L’influence du « Donuts de J Dilla. « C’est la bible de la production hip-hop et on l’a beaucoup écouté en préparant « Sacred Hearts Club », ça et le disque d’Anderson .Paak et les deux derniers Kendrick Lamar, reconnaît Isom Innis, le clavier du groupe. « Certains titres de « Torches » possédaient déjà cette influence hip-hop, mais cette fois, nous sommes allés encore plus loin dans les programmations : en studio, on a aligné sept boites à rythmes d’époques différentes, des années soixante à aujourd’hui, et on a joué par-dessus ces boucles pour trouver de nouvelles idées. On est parfois allés à la limite de l’extrême. »

The Beach Boys. « Il y a quelques années, on avait passé quelques jours avec les Beach Boys avant les Grammy Awards. À la fin de la semaine, ils étaient comme des frères ou des oncles pour nous », se souvient Mark Foster, le chanteur-leader de Foster The People, qui paie sa dette à la famille Wilson sur la sunshine pop de Static Space Lover et Time To Get Closer. « J’ai grandi en écoutant de la musique classique et les Beach Boys, puis je me suis ouvert à d’autres courants, du hard-rock à l’électro en passant par New Order, Blur et Bowie. Les influences peuvent être partout autour de toi. Si tu ouvres les yeux, les oreilles et que tu es touché par quelque chose, ça finira par se retrouver dans ce que tu écris. Mon travail de songwriter consiste à exprimer ce que les autres ne voient pas. »

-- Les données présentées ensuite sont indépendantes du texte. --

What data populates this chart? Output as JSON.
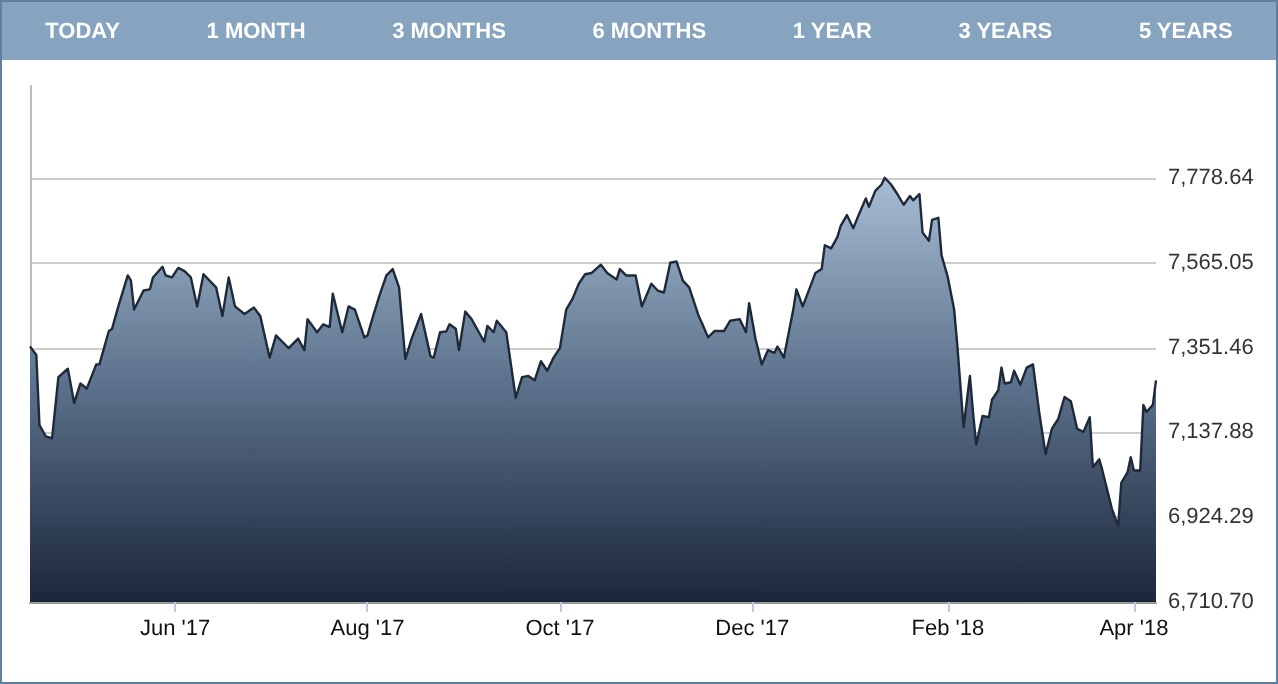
{
  "chart_data": {
    "type": "area",
    "annotations": [
      "TODAY",
      "1 MONTH",
      "3 MONTHS",
      "6 MONTHS",
      "1 YEAR",
      "3 YEARS",
      "5 YEARS"
    ],
    "x": [
      "2017-04-16",
      "2017-04-18",
      "2017-04-19",
      "2017-04-21",
      "2017-04-23",
      "2017-04-25",
      "2017-04-28",
      "2017-04-30",
      "2017-05-02",
      "2017-05-04",
      "2017-05-07",
      "2017-05-08",
      "2017-05-11",
      "2017-05-12",
      "2017-05-14",
      "2017-05-17",
      "2017-05-18",
      "2017-05-19",
      "2017-05-22",
      "2017-05-24",
      "2017-05-25",
      "2017-05-28",
      "2017-05-29",
      "2017-05-31",
      "2017-06-02",
      "2017-06-04",
      "2017-06-06",
      "2017-06-08",
      "2017-06-10",
      "2017-06-14",
      "2017-06-16",
      "2017-06-18",
      "2017-06-20",
      "2017-06-23",
      "2017-06-26",
      "2017-06-28",
      "2017-07-01",
      "2017-07-03",
      "2017-07-05",
      "2017-07-07",
      "2017-07-10",
      "2017-07-12",
      "2017-07-13",
      "2017-07-16",
      "2017-07-18",
      "2017-07-20",
      "2017-07-21",
      "2017-07-24",
      "2017-07-26",
      "2017-07-28",
      "2017-07-31",
      "2017-08-01",
      "2017-08-03",
      "2017-08-05",
      "2017-08-07",
      "2017-08-09",
      "2017-08-11",
      "2017-08-13",
      "2017-08-15",
      "2017-08-18",
      "2017-08-21",
      "2017-08-22",
      "2017-08-24",
      "2017-08-26",
      "2017-08-27",
      "2017-08-29",
      "2017-08-30",
      "2017-09-01",
      "2017-09-03",
      "2017-09-07",
      "2017-09-08",
      "2017-09-10",
      "2017-09-11",
      "2017-09-14",
      "2017-09-17",
      "2017-09-19",
      "2017-09-21",
      "2017-09-23",
      "2017-09-25",
      "2017-09-27",
      "2017-09-29",
      "2017-10-01",
      "2017-10-03",
      "2017-10-05",
      "2017-10-07",
      "2017-10-09",
      "2017-10-11",
      "2017-10-14",
      "2017-10-16",
      "2017-10-19",
      "2017-10-20",
      "2017-10-22",
      "2017-10-25",
      "2017-10-27",
      "2017-10-30",
      "2017-11-01",
      "2017-11-03",
      "2017-11-05",
      "2017-11-07",
      "2017-11-09",
      "2017-11-11",
      "2017-11-14",
      "2017-11-15",
      "2017-11-17",
      "2017-11-19",
      "2017-11-22",
      "2017-11-24",
      "2017-11-27",
      "2017-11-29",
      "2017-11-30",
      "2017-12-02",
      "2017-12-04",
      "2017-12-06",
      "2017-12-08",
      "2017-12-09",
      "2017-12-11",
      "2017-12-14",
      "2017-12-15",
      "2017-12-17",
      "2017-12-21",
      "2017-12-23",
      "2017-12-24",
      "2017-12-26",
      "2017-12-28",
      "2017-12-29",
      "2017-12-31",
      "2018-01-02",
      "2018-01-04",
      "2018-01-06",
      "2018-01-07",
      "2018-01-09",
      "2018-01-11",
      "2018-01-12",
      "2018-01-14",
      "2018-01-16",
      "2018-01-18",
      "2018-01-20",
      "2018-01-21",
      "2018-01-23",
      "2018-01-24",
      "2018-01-26",
      "2018-01-27",
      "2018-01-29",
      "2018-01-30",
      "2018-02-01",
      "2018-02-03",
      "2018-02-04",
      "2018-02-06",
      "2018-02-08",
      "2018-02-09",
      "2018-02-10",
      "2018-02-12",
      "2018-02-14",
      "2018-02-15",
      "2018-02-17",
      "2018-02-18",
      "2018-02-19",
      "2018-02-21",
      "2018-02-22",
      "2018-02-24",
      "2018-02-26",
      "2018-02-28",
      "2018-03-02",
      "2018-03-04",
      "2018-03-06",
      "2018-03-08",
      "2018-03-10",
      "2018-03-12",
      "2018-03-14",
      "2018-03-16",
      "2018-03-18",
      "2018-03-19",
      "2018-03-21",
      "2018-03-22",
      "2018-03-24",
      "2018-03-25",
      "2018-03-27",
      "2018-03-28",
      "2018-03-30",
      "2018-03-31",
      "2018-04-01",
      "2018-04-03",
      "2018-04-04",
      "2018-04-05",
      "2018-04-07",
      "2018-04-08"
    ],
    "values": [
      7354,
      7333,
      7156,
      7128,
      7123,
      7277,
      7298,
      7212,
      7261,
      7248,
      7309,
      7309,
      7393,
      7398,
      7455,
      7533,
      7520,
      7447,
      7495,
      7498,
      7528,
      7555,
      7533,
      7528,
      7552,
      7544,
      7528,
      7455,
      7536,
      7503,
      7431,
      7528,
      7455,
      7436,
      7452,
      7431,
      7326,
      7382,
      7366,
      7350,
      7374,
      7345,
      7423,
      7390,
      7410,
      7403,
      7487,
      7390,
      7455,
      7447,
      7377,
      7382,
      7436,
      7487,
      7533,
      7549,
      7503,
      7322,
      7374,
      7436,
      7329,
      7326,
      7390,
      7392,
      7410,
      7399,
      7345,
      7442,
      7423,
      7366,
      7406,
      7390,
      7419,
      7390,
      7225,
      7277,
      7280,
      7269,
      7317,
      7293,
      7326,
      7350,
      7447,
      7474,
      7512,
      7536,
      7539,
      7560,
      7539,
      7523,
      7549,
      7533,
      7533,
      7455,
      7512,
      7495,
      7490,
      7565,
      7568,
      7520,
      7503,
      7431,
      7414,
      7377,
      7393,
      7393,
      7419,
      7423,
      7390,
      7463,
      7374,
      7309,
      7345,
      7338,
      7354,
      7326,
      7447,
      7498,
      7455,
      7539,
      7549,
      7609,
      7601,
      7630,
      7657,
      7685,
      7652,
      7690,
      7727,
      7706,
      7746,
      7762,
      7779,
      7762,
      7738,
      7711,
      7733,
      7722,
      7738,
      7641,
      7620,
      7673,
      7678,
      7584,
      7528,
      7447,
      7358,
      7151,
      7280,
      7187,
      7107,
      7179,
      7176,
      7220,
      7244,
      7301,
      7261,
      7264,
      7293,
      7258,
      7301,
      7309,
      7187,
      7083,
      7147,
      7172,
      7227,
      7216,
      7147,
      7139,
      7176,
      7050,
      7070,
      7042,
      6978,
      6946,
      6902,
      7011,
      7038,
      7075,
      7042,
      7042,
      7207,
      7189,
      7207,
      7269
    ],
    "color": "#1e2a3a",
    "xlim": [
      "2017-04-16",
      "2018-04-08"
    ],
    "xticks": [
      {
        "value": "2017-06-01",
        "label": "Jun '17"
      },
      {
        "value": "2017-08-01",
        "label": "Aug '17"
      },
      {
        "value": "2017-10-01",
        "label": "Oct '17"
      },
      {
        "value": "2017-12-01",
        "label": "Dec '17"
      },
      {
        "value": "2018-02-01",
        "label": "Feb '18"
      },
      {
        "value": "2018-04-01",
        "label": "Apr '18"
      }
    ],
    "ylim": [
      6710.7,
      8010
    ],
    "yticks": [
      {
        "value": 6710.7,
        "label": "6,710.70"
      },
      {
        "value": 6924.29,
        "label": "6,924.29"
      },
      {
        "value": 7137.88,
        "label": "7,137.88"
      },
      {
        "value": 7351.46,
        "label": "7,351.46"
      },
      {
        "value": 7565.05,
        "label": "7,565.05"
      },
      {
        "value": 7778.64,
        "label": "7,778.64"
      }
    ],
    "grid": "y",
    "marker": "none",
    "line_style": "solid"
  }
}
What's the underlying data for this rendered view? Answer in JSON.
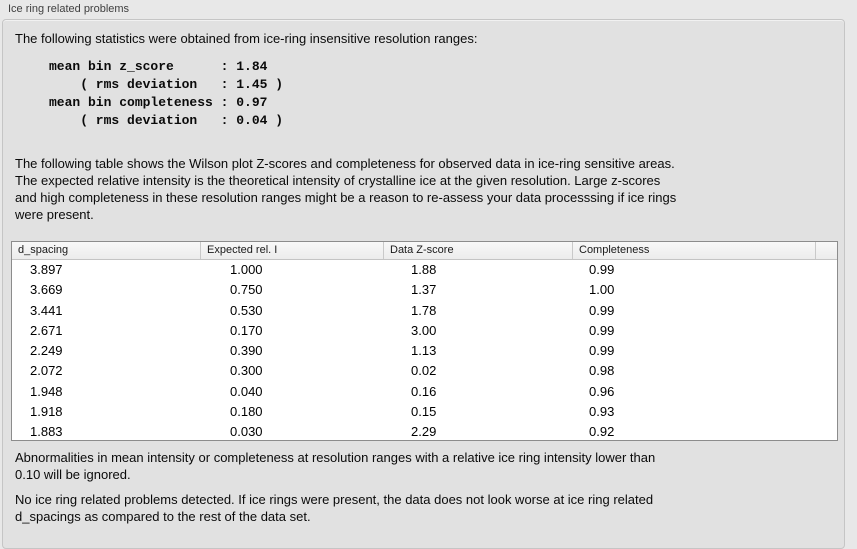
{
  "window": {
    "title": "Ice ring related problems"
  },
  "panel": {
    "intro": "The following statistics were obtained from ice-ring insensitive resolution ranges:",
    "stats_block": "mean bin z_score      : 1.84\n    ( rms deviation   : 1.45 )\nmean bin completeness : 0.97\n    ( rms deviation   : 0.04 )",
    "statistics": {
      "mean_bin_z_score": "1.84",
      "z_score_rms_deviation": "1.45",
      "mean_bin_completeness": "0.97",
      "completeness_rms_deviation": "0.04"
    },
    "table_description": "The following table shows the Wilson plot Z-scores and completeness for observed data in ice-ring sensitive areas.\nThe expected relative intensity is the theoretical intensity of crystalline ice at the given resolution. Large z-scores\nand high completeness in these resolution ranges might be a reason to re-assess your data processsing if ice rings\nwere present.",
    "ignore_note": "Abnormalities in mean intensity or completeness at resolution ranges with a relative ice ring intensity lower than\n0.10 will be ignored.",
    "conclusion": "No ice ring related problems detected. If ice rings were present, the data does not look worse at ice ring related\nd_spacings as compared to the rest of the data set."
  },
  "table": {
    "headers": [
      "d_spacing",
      "Expected rel. I",
      "Data Z-score",
      "Completeness"
    ],
    "rows": [
      [
        "3.897",
        "1.000",
        "1.88",
        "0.99"
      ],
      [
        "3.669",
        "0.750",
        "1.37",
        "1.00"
      ],
      [
        "3.441",
        "0.530",
        "1.78",
        "0.99"
      ],
      [
        "2.671",
        "0.170",
        "3.00",
        "0.99"
      ],
      [
        "2.249",
        "0.390",
        "1.13",
        "0.99"
      ],
      [
        "2.072",
        "0.300",
        "0.02",
        "0.98"
      ],
      [
        "1.948",
        "0.040",
        "0.16",
        "0.96"
      ],
      [
        "1.918",
        "0.180",
        "0.15",
        "0.93"
      ],
      [
        "1.883",
        "0.030",
        "2.29",
        "0.92"
      ]
    ]
  },
  "colors": {
    "page_background": "#e8e8e8",
    "panel_background": "#e1e1e1",
    "panel_border": "#c5c5c5",
    "table_background": "#ffffff",
    "table_border": "#8c8c8c",
    "header_background": "#f2f2f2",
    "text": "#0a0a0a"
  }
}
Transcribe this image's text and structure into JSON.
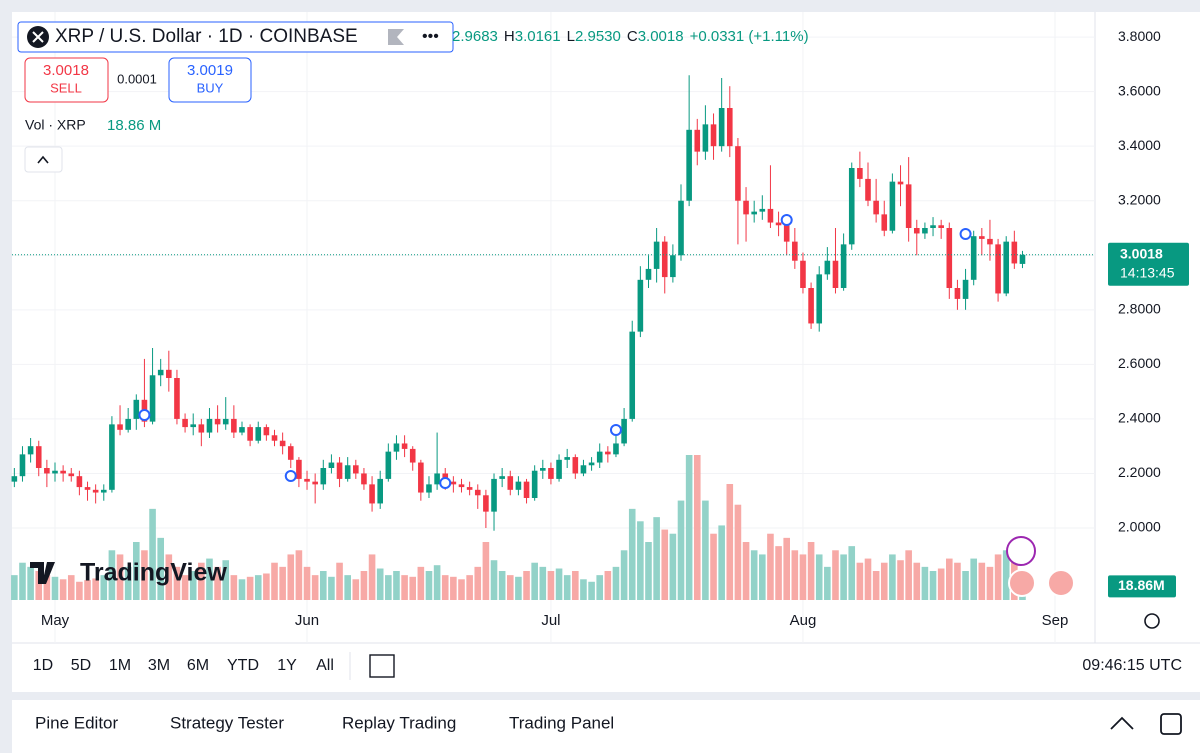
{
  "chart_data": {
    "type": "candlestick",
    "title": "XRP / U.S. Dollar · 1D · COINBASE",
    "open_text": "2.9683",
    "ohlc": [
      {
        "label": "H",
        "value": "3.0161"
      },
      {
        "label": "L",
        "value": "2.9530"
      },
      {
        "label": "C",
        "value": "3.0018"
      }
    ],
    "change": "+0.0331 (+1.11%)",
    "up_color": "#089981",
    "down_color": "#f23645",
    "volume_up_color": "#92d2c8",
    "volume_down_color": "#f7a9a6",
    "open": [
      2.17,
      2.19,
      2.27,
      2.3,
      2.22,
      2.2,
      2.21,
      2.2,
      2.19,
      2.15,
      2.14,
      2.13,
      2.14,
      2.38,
      2.36,
      2.4,
      2.47,
      2.39,
      2.56,
      2.58,
      2.55,
      2.4,
      2.37,
      2.38,
      2.35,
      2.4,
      2.38,
      2.4,
      2.35,
      2.37,
      2.32,
      2.37,
      2.34,
      2.32,
      2.3,
      2.25,
      2.18,
      2.17,
      2.16,
      2.22,
      2.24,
      2.18,
      2.23,
      2.2,
      2.16,
      2.09,
      2.18,
      2.28,
      2.31,
      2.29,
      2.24,
      2.13,
      2.16,
      2.2,
      2.17,
      2.16,
      2.15,
      2.14,
      2.12,
      2.06,
      2.18,
      2.19,
      2.14,
      2.17,
      2.11,
      2.21,
      2.22,
      2.18,
      2.25,
      2.26,
      2.2,
      2.23,
      2.24,
      2.28,
      2.27,
      2.31,
      2.4,
      2.72,
      2.91,
      2.95,
      3.05,
      2.92,
      3.0,
      3.2,
      3.46,
      3.38,
      3.48,
      3.4,
      3.54,
      3.4,
      3.2,
      3.15,
      3.16,
      3.17,
      3.12,
      3.11,
      3.05,
      2.98,
      2.88,
      2.75,
      2.93,
      2.98,
      2.88,
      3.04,
      3.32,
      3.28,
      3.2,
      3.15,
      3.09,
      3.27,
      3.26,
      3.1,
      3.08,
      3.1,
      3.11,
      3.1,
      2.88,
      2.84,
      2.91,
      3.07,
      3.06,
      3.04,
      2.86,
      3.05,
      2.9683
    ],
    "high": [
      2.22,
      2.3,
      2.33,
      2.32,
      2.25,
      2.24,
      2.23,
      2.22,
      2.21,
      2.17,
      2.16,
      2.16,
      2.41,
      2.45,
      2.44,
      2.49,
      2.62,
      2.66,
      2.62,
      2.65,
      2.58,
      2.42,
      2.42,
      2.4,
      2.44,
      2.45,
      2.48,
      2.45,
      2.39,
      2.38,
      2.39,
      2.38,
      2.36,
      2.35,
      2.31,
      2.26,
      2.21,
      2.2,
      2.25,
      2.27,
      2.26,
      2.26,
      2.25,
      2.22,
      2.19,
      2.21,
      2.31,
      2.34,
      2.34,
      2.3,
      2.25,
      2.19,
      2.35,
      2.22,
      2.19,
      2.18,
      2.17,
      2.16,
      2.14,
      2.2,
      2.22,
      2.21,
      2.19,
      2.18,
      2.23,
      2.25,
      2.24,
      2.27,
      2.29,
      2.27,
      2.25,
      2.26,
      2.31,
      2.3,
      2.38,
      2.44,
      2.76,
      2.96,
      3.0,
      3.1,
      3.07,
      3.04,
      3.26,
      3.66,
      3.5,
      3.55,
      3.52,
      3.65,
      3.62,
      3.43,
      3.25,
      3.2,
      3.22,
      3.33,
      3.16,
      3.15,
      3.1,
      3.01,
      2.9,
      2.96,
      3.03,
      3.1,
      3.08,
      3.34,
      3.38,
      3.34,
      3.28,
      3.2,
      3.3,
      3.33,
      3.36,
      3.13,
      3.12,
      3.14,
      3.13,
      3.12,
      2.91,
      2.95,
      3.09,
      3.1,
      3.13,
      3.06,
      3.07,
      3.09,
      3.0161
    ],
    "low": [
      2.15,
      2.17,
      2.24,
      2.19,
      2.15,
      2.17,
      2.17,
      2.17,
      2.12,
      2.1,
      2.09,
      2.1,
      2.13,
      2.34,
      2.35,
      2.36,
      2.37,
      2.38,
      2.52,
      2.5,
      2.38,
      2.35,
      2.34,
      2.3,
      2.33,
      2.35,
      2.36,
      2.33,
      2.34,
      2.3,
      2.31,
      2.32,
      2.3,
      2.27,
      2.22,
      2.15,
      2.14,
      2.09,
      2.14,
      2.2,
      2.15,
      2.17,
      2.18,
      2.14,
      2.06,
      2.07,
      2.17,
      2.25,
      2.26,
      2.21,
      2.1,
      2.11,
      2.14,
      2.14,
      2.13,
      2.13,
      2.12,
      2.07,
      2.0,
      1.99,
      2.15,
      2.12,
      2.12,
      2.09,
      2.1,
      2.18,
      2.16,
      2.17,
      2.22,
      2.18,
      2.19,
      2.21,
      2.22,
      2.24,
      2.26,
      2.3,
      2.39,
      2.7,
      2.88,
      2.9,
      2.86,
      2.9,
      2.98,
      3.18,
      3.33,
      3.35,
      3.35,
      3.38,
      3.36,
      3.04,
      3.05,
      3.12,
      3.13,
      3.1,
      3.07,
      3.0,
      2.95,
      2.86,
      2.73,
      2.72,
      2.91,
      2.86,
      2.87,
      3.02,
      3.25,
      3.18,
      3.12,
      3.07,
      3.08,
      3.18,
      3.05,
      3.0,
      3.06,
      3.07,
      3.06,
      2.84,
      2.8,
      2.8,
      2.89,
      3.0,
      2.98,
      2.83,
      2.85,
      2.95,
      2.953
    ],
    "close": [
      2.19,
      2.27,
      2.3,
      2.22,
      2.2,
      2.21,
      2.2,
      2.19,
      2.15,
      2.14,
      2.13,
      2.14,
      2.38,
      2.36,
      2.4,
      2.47,
      2.39,
      2.56,
      2.58,
      2.55,
      2.4,
      2.37,
      2.38,
      2.35,
      2.4,
      2.38,
      2.4,
      2.35,
      2.37,
      2.32,
      2.37,
      2.34,
      2.32,
      2.3,
      2.25,
      2.18,
      2.17,
      2.16,
      2.22,
      2.24,
      2.18,
      2.23,
      2.2,
      2.16,
      2.09,
      2.18,
      2.28,
      2.31,
      2.29,
      2.24,
      2.13,
      2.16,
      2.2,
      2.17,
      2.16,
      2.15,
      2.14,
      2.12,
      2.06,
      2.18,
      2.19,
      2.14,
      2.17,
      2.11,
      2.21,
      2.22,
      2.18,
      2.25,
      2.26,
      2.2,
      2.23,
      2.24,
      2.28,
      2.27,
      2.31,
      2.4,
      2.72,
      2.91,
      2.95,
      3.05,
      2.92,
      3.0,
      3.2,
      3.46,
      3.38,
      3.48,
      3.4,
      3.54,
      3.4,
      3.2,
      3.15,
      3.16,
      3.17,
      3.12,
      3.11,
      3.05,
      2.98,
      2.88,
      2.75,
      2.93,
      2.98,
      2.88,
      3.04,
      3.32,
      3.28,
      3.2,
      3.15,
      3.09,
      3.27,
      3.26,
      3.1,
      3.08,
      3.1,
      3.11,
      3.1,
      2.88,
      2.84,
      2.91,
      3.07,
      3.06,
      3.04,
      2.86,
      3.05,
      2.97,
      3.0018
    ],
    "volume": {
      "name": "Vol · XRP",
      "legend_value": "18.86 M",
      "current_label": "18.86M",
      "values": [
        30,
        45,
        40,
        35,
        30,
        28,
        25,
        30,
        22,
        24,
        26,
        30,
        60,
        55,
        40,
        70,
        60,
        110,
        75,
        55,
        40,
        30,
        35,
        45,
        50,
        40,
        48,
        30,
        25,
        28,
        30,
        32,
        45,
        40,
        55,
        60,
        40,
        30,
        35,
        28,
        45,
        30,
        25,
        35,
        55,
        38,
        30,
        35,
        30,
        28,
        40,
        35,
        42,
        30,
        28,
        25,
        30,
        40,
        70,
        48,
        35,
        30,
        28,
        35,
        45,
        40,
        35,
        38,
        30,
        35,
        25,
        22,
        30,
        35,
        40,
        60,
        110,
        95,
        70,
        100,
        85,
        80,
        120,
        175,
        175,
        120,
        80,
        90,
        140,
        115,
        70,
        60,
        55,
        80,
        65,
        75,
        60,
        55,
        70,
        55,
        40,
        60,
        55,
        65,
        45,
        50,
        35,
        45,
        55,
        48,
        60,
        45,
        40,
        35,
        38,
        50,
        45,
        35,
        50,
        45,
        40,
        55,
        60,
        50,
        18.86
      ]
    },
    "ylim": [
      1.736,
      3.892
    ],
    "yticks": [
      {
        "value": 2,
        "label": "2.0000"
      },
      {
        "value": 2.2,
        "label": "2.2000"
      },
      {
        "value": 2.4,
        "label": "2.4000"
      },
      {
        "value": 2.6,
        "label": "2.6000"
      },
      {
        "value": 2.8,
        "label": "2.8000"
      },
      {
        "value": 3,
        "label": "3.0000"
      },
      {
        "value": 3.2,
        "label": "3.2000"
      },
      {
        "value": 3.4,
        "label": "3.4000"
      },
      {
        "value": 3.6,
        "label": "3.6000"
      },
      {
        "value": 3.8,
        "label": "3.8000"
      }
    ],
    "xticks": [
      {
        "value": 5,
        "label": "May"
      },
      {
        "value": 36,
        "label": "Jun"
      },
      {
        "value": 66,
        "label": "Jul"
      },
      {
        "value": 97,
        "label": "Aug"
      },
      {
        "value": 128,
        "label": "Sep"
      }
    ],
    "grid": true,
    "last_price_label": "3.0018",
    "countdown": "14:13:45"
  },
  "trade": {
    "sell_price": "3.0018",
    "sell": "SELL",
    "spread": "0.0001",
    "buy_price": "3.0019",
    "buy": "BUY"
  },
  "logo": "TradingView",
  "toolbar": {
    "ranges": [
      "1D",
      "5D",
      "1M",
      "3M",
      "6M",
      "YTD",
      "1Y",
      "All"
    ],
    "time": "09:46:15 UTC"
  },
  "tabs": [
    "Pine Editor",
    "Strategy Tester",
    "Replay Trading",
    "Trading Panel"
  ]
}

Sid Vicious et Nancy Spungen. Le couple tragique du punk est cité dans Loyal Like Sid And Nancy, un des titres les plus surprenants de « Sacred Hearts Club ». « Sid a poignardé Nancy à mort, mais il y avait un pacte entre eux : ils s’étaient jurés que si l’un d’entre eux devait mourir, l’autre devait le rejoindre et c’est qui s’est passé quand Sid a fait une overdose quelque mois plus tard. C’est une preuve de loyauté, et aussi une métaphore de l’amour profond qu’ils éprouvaient l’un pour l’autre. »

L’actualité. « Depuis deux ans, on se réveille presque tous les jours en découvrant une nouvelle tragédie dans les news », constate Mark Foster. « Il y a les attentats, les fusillades et on a aussi perdu beaucoup de musiciens importants comme Prince ou David Bowie. Il faut ajouter à tout ça la montée du nationalisme et du racisme un peu partout dans le monde… En tant qu’artistes, notre rôle n’est pas de montrer du doigt et dénoncer ces choses, mais d’offrir un peu d’évasion. « Sacred Hearts Club », c’est un album positif et rassembleur qui voudrait exprimer l’idée que les choses ne sont pas si sombres et que la différence peut être la plus belle chose qui soit. »

Foster the People, « Sacred Hearts Club », (Columbia/Sony Music), sortie le 21 juillet.